Great arguments against torture.

Tonight, during my Sunday night burger dinner, I watched a panel on torture on C-Span books from 2005, Torture Papers: The Road to Abu Ghraib. Excellent discussion.

There were about 5 legal scholars up there, including the two authors, Karen Greenberg and Josh Dratel; all made many thoughtful, well-evidenced and well-reasoned arguments against torture.

Here are just 3:

One was that the ticking bomb scenario is just a load of #2.
(Interesting point made as a follow up: the most info we've ever gotten about AQ was after the embassy bombings in Africa, guy we caught fessed up an arm and a leg not because he was tortured but because he was given incentives by US authorities. He also chose to be in US custody WITHOUT a lawyer vs. Kenya with one...we DON'T want to lose this upper hand.)

Two was about justifying torture through saving lives: Should we, asked Josh Dratel, also torture tobacco company exec to find out how and why cigarettes kill and what they are doing to stop those deaths? Where do you draw the line.

Third memorable point was by Karen Greenberg on how to stop it: We need a Harriet Beecher Stowe she said; we need an Uncle Tom's Cabin. Even admin officials that were sanctioning torture were out in public denying it. No one likes torture, no one admits to it publicly proudly, it's illegal and politically damning.
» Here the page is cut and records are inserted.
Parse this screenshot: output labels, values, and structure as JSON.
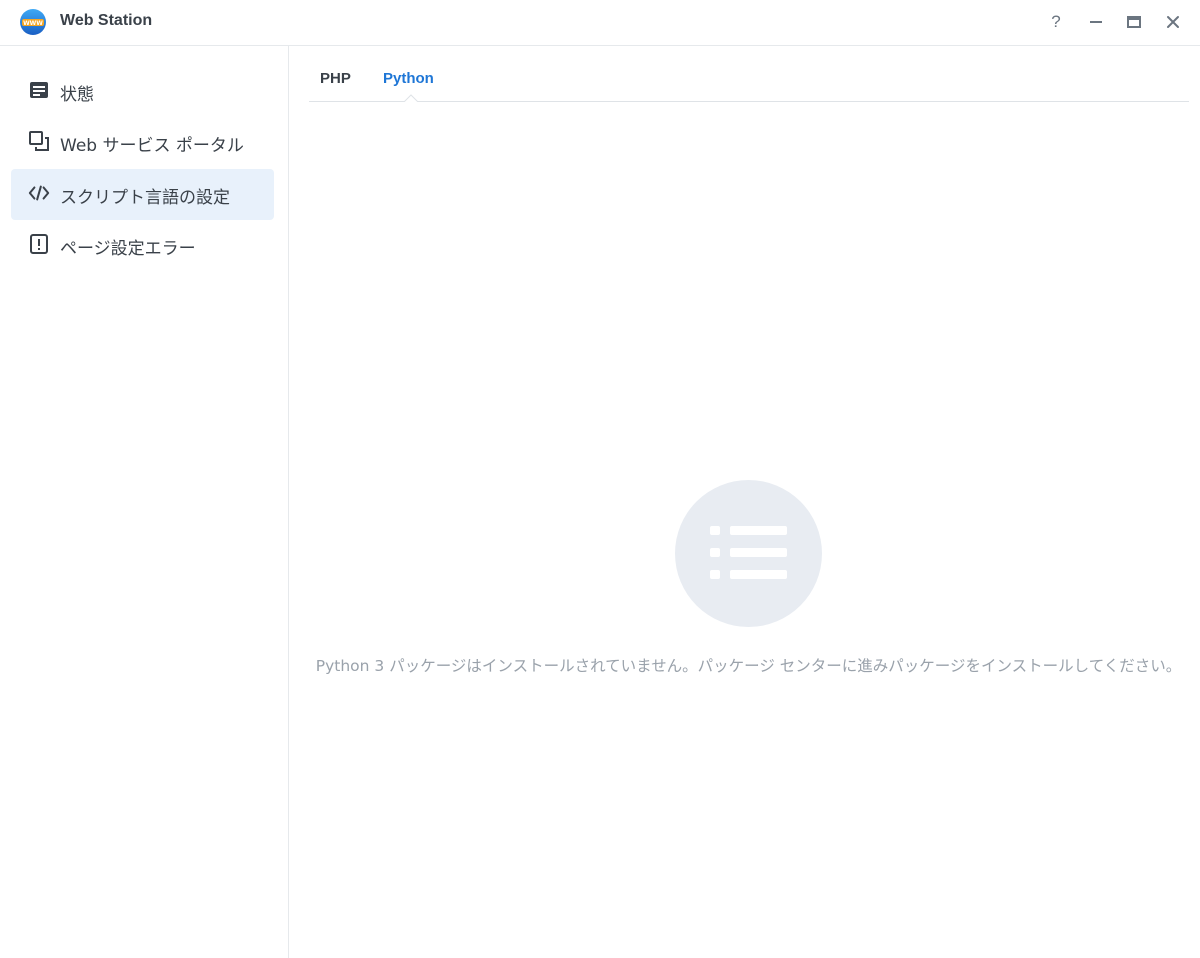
{
  "window": {
    "title": "Web Station",
    "logo_text": "WWW",
    "help_label": "?"
  },
  "sidebar": {
    "items": [
      {
        "label": "状態",
        "icon": "status-icon",
        "active": false
      },
      {
        "label": "Web サービス ポータル",
        "icon": "portal-icon",
        "active": false
      },
      {
        "label": "スクリプト言語の設定",
        "icon": "code-icon",
        "active": true
      },
      {
        "label": "ページ設定エラー",
        "icon": "error-icon",
        "active": false
      }
    ]
  },
  "tabs": [
    {
      "label": "PHP",
      "active": false
    },
    {
      "label": "Python",
      "active": true
    }
  ],
  "empty_state": {
    "icon": "list-icon",
    "message": "Python 3 パッケージはインストールされていません。パッケージ センターに進みパッケージをインストールしてください。"
  },
  "colors": {
    "accent": "#1e76d6",
    "active_bg": "#e8f1fb",
    "muted_text": "#9aa2ab",
    "empty_circle": "#e8ecf2"
  }
}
Similarly, slavery, on its face was also a horrible institution, people admitted that but still did it out in the open. Both looked upon as necessary evils.

Greenberg suggests we have to change how people think about torture - it has to be unacceptable behind closed doors. How do we do this? Uncle Tom's Cabin showed whites that slavery was gong to come back and bite them where the sun don't shine; eventually slavery as an institution would rot their country and end up in violence against whites.

Officials up and down the chain of command and the public need to understand that torture will also corrode our country and our values and us as individuals.